With the reporting of Finish Line and Nike results lat last week there’s been a large amount of data shed on the athletic wholesale and retail landscape.  On one hand we got confirmation from Nike that the domestic outlook appears to be accelerating over the back half of the year with the reporting of a 14% increase in domestic futures.  On the other hand we got a glimpse of monthly volatility in the mall at retail and the inherent risk of running inventories too low when demand appears to be picking up.  That was Finish Line. 

 

As a result of the data flood, we were also faced with a whole bunch of speculation surrounding the momentum and trends at Foot Locker, athletic retail’s 800-lb gorilla.  As most of you know, we’ve been bullish on the opportunity for FL and its shares going back to February of this year.  Along the way there have been zigs and zags with the quarterly results, but the overall trajectory of earnings, sales, and stock performance has been positive and in line with the thesis we originally laid out.  With each data point, we check our thesis against reality as any analyst would do.  This time is no different, as we’re challenged to rectify the sales miss at Finish Line with a decade-high futures number from Nike.

 

One of the main issues or topics coming out of this week’s results surrounds market share amongst the mall based athletic chains.  We’re often baffled by the Street’s obsession with same-store sales and this time is no exception.  For the first time since we laid out our bullish thesis on FL, we’re now getting questions about possible share gains at the expense of FINL.  For the past year, the question was centered on Foot Locker’s share loss. 

 

However, the reality is, this is not about comps.  All comp points are not created equal.  Given that both FL and FINL are no longer growing their store base, it’s a fairly simple exercise to figure out what a comp point really means for revenue at each company.  It turns out that if you exclude international from FL’s total and look at the domestic business, a point of same store sales is worth about $35 million to the topline ($50 million on a global basis).  At FINL, a comp point yields about $11 million in incremental revenue for the chain.  So in other words, a point of domestic comp at Foot Locker is worth 3.2x the revenue dollars at Finish Line.  Again, not surprising given that Foot Locker is running 2,732 domestic stores to Finish Line’s 667 (productivity accounts for the discrepancy between sales and stores). 

 

The bottom line here is it is entirely possible that Foot Locker may out “comp” Finish Line in their 3Q.  For those “comp junkies” this is good news.

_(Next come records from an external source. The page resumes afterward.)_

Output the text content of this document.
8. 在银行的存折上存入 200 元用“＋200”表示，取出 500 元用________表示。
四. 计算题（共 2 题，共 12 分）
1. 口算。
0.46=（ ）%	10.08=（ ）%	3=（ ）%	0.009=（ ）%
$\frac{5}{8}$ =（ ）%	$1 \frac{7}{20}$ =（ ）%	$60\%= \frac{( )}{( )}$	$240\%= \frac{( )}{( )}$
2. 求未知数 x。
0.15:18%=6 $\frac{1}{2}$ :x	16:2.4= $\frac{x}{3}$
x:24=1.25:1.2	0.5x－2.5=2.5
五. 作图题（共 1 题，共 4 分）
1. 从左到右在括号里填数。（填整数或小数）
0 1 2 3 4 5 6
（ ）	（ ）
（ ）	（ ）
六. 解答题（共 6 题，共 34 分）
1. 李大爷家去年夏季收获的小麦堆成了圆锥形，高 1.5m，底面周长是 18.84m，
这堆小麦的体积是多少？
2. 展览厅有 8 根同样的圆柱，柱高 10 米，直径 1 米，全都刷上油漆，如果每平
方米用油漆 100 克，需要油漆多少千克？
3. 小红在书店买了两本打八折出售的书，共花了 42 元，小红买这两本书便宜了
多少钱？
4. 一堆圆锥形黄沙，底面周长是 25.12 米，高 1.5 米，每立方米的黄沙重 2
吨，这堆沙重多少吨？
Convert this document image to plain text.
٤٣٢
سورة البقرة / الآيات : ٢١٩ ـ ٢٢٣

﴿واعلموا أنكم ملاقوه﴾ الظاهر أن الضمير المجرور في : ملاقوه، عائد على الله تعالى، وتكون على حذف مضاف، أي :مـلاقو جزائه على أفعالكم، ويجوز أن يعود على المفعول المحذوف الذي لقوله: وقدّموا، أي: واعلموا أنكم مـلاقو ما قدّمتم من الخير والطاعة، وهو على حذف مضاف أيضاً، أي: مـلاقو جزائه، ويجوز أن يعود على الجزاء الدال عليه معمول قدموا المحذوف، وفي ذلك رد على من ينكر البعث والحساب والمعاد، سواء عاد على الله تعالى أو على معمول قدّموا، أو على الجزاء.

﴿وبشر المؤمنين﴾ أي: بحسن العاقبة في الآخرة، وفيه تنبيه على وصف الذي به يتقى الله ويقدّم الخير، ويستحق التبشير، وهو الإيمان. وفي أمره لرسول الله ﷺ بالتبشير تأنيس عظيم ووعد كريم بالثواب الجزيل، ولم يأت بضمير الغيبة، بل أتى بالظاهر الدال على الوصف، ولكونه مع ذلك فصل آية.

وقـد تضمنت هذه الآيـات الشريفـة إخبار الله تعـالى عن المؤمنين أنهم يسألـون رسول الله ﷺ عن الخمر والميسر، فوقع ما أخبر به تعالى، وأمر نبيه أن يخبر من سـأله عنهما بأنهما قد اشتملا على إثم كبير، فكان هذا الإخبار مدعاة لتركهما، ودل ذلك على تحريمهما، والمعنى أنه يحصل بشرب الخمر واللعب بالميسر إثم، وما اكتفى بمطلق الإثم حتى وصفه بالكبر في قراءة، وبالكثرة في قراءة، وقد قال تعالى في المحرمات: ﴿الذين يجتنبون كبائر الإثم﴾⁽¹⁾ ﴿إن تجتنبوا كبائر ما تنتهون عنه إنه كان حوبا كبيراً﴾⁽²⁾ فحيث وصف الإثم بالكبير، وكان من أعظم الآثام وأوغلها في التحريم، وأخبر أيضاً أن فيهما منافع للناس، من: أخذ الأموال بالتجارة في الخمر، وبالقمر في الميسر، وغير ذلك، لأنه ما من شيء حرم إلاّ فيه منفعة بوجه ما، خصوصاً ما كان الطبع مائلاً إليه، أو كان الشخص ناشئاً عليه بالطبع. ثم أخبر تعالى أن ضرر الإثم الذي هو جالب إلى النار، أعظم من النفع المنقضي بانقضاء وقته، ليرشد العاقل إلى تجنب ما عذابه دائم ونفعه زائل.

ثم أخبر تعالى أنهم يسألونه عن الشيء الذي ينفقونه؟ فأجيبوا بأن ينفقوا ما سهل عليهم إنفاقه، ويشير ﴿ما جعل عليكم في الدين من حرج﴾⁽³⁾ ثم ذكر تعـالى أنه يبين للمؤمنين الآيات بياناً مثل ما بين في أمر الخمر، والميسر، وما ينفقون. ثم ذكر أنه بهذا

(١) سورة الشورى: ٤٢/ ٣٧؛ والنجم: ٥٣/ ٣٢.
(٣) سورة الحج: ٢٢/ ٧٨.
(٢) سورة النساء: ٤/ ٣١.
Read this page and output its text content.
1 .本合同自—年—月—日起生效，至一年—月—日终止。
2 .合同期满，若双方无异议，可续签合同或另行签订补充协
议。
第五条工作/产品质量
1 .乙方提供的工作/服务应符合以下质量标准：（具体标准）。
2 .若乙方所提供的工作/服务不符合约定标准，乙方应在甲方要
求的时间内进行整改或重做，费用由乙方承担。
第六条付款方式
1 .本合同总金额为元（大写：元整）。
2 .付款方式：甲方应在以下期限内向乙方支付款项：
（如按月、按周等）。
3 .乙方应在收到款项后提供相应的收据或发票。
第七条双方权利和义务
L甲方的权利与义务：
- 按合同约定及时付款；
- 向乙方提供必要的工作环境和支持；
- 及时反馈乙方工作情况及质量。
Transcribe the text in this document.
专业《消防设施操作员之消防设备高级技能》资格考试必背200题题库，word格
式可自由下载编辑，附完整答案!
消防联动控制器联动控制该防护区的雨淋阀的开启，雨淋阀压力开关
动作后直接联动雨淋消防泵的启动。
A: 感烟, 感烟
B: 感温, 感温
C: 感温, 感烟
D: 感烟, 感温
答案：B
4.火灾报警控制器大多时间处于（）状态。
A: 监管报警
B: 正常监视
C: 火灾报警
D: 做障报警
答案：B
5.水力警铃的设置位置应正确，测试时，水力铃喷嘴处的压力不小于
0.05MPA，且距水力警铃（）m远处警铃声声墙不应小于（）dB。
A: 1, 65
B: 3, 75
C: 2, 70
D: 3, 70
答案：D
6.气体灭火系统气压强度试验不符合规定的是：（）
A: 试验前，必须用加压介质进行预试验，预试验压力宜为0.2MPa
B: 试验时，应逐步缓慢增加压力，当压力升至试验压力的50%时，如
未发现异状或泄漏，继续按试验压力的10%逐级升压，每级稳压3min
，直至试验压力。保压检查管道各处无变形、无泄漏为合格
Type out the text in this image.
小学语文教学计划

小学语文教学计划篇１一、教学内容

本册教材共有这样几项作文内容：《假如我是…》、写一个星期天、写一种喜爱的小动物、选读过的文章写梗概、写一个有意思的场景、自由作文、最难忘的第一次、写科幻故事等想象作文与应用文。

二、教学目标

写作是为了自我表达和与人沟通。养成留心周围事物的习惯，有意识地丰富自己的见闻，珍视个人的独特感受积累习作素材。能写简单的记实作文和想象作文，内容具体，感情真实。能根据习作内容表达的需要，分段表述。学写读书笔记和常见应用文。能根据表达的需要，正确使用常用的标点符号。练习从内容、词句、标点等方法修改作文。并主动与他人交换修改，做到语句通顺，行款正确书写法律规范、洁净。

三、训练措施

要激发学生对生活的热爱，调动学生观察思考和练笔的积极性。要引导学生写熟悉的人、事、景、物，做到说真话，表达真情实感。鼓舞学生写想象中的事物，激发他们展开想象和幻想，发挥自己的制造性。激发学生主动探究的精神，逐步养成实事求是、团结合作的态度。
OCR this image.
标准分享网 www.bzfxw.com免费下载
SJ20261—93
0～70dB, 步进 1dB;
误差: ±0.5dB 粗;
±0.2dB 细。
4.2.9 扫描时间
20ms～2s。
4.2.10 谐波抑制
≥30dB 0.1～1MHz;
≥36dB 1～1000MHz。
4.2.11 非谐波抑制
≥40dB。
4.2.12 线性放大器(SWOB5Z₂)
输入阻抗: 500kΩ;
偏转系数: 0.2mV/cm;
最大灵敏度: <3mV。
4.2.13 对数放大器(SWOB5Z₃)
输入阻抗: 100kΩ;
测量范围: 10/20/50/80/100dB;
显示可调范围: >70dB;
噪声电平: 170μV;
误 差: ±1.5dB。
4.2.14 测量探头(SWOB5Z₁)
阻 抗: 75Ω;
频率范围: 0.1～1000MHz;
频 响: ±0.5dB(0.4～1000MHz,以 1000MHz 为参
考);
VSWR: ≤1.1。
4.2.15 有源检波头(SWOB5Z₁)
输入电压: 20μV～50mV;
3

We are hearing that apparel is taking hold, and in fact is running up double-digits at the Lady Foot Locker sub-brand.  This is all part of the plan to turn the business around and it is largely on track.  However, the Street is overly focused on one chain winning, the other losing, and using same store sales as the barometer.  In aggregate, the market it robust, the product pipeline continues to improve, ASP’s remain strong, and the comparisons are fairly easy.  We expect both FINL and FL to perform well against this backdrop. 

 

With that said, FINL needs to produce a same store sales result 3.2x as good as Foot Locker’s to maintain market share neutrality.  This is something to watch, especially as FL’s merchandising efforts begin to take hold and the inevitable market share debate rolls on.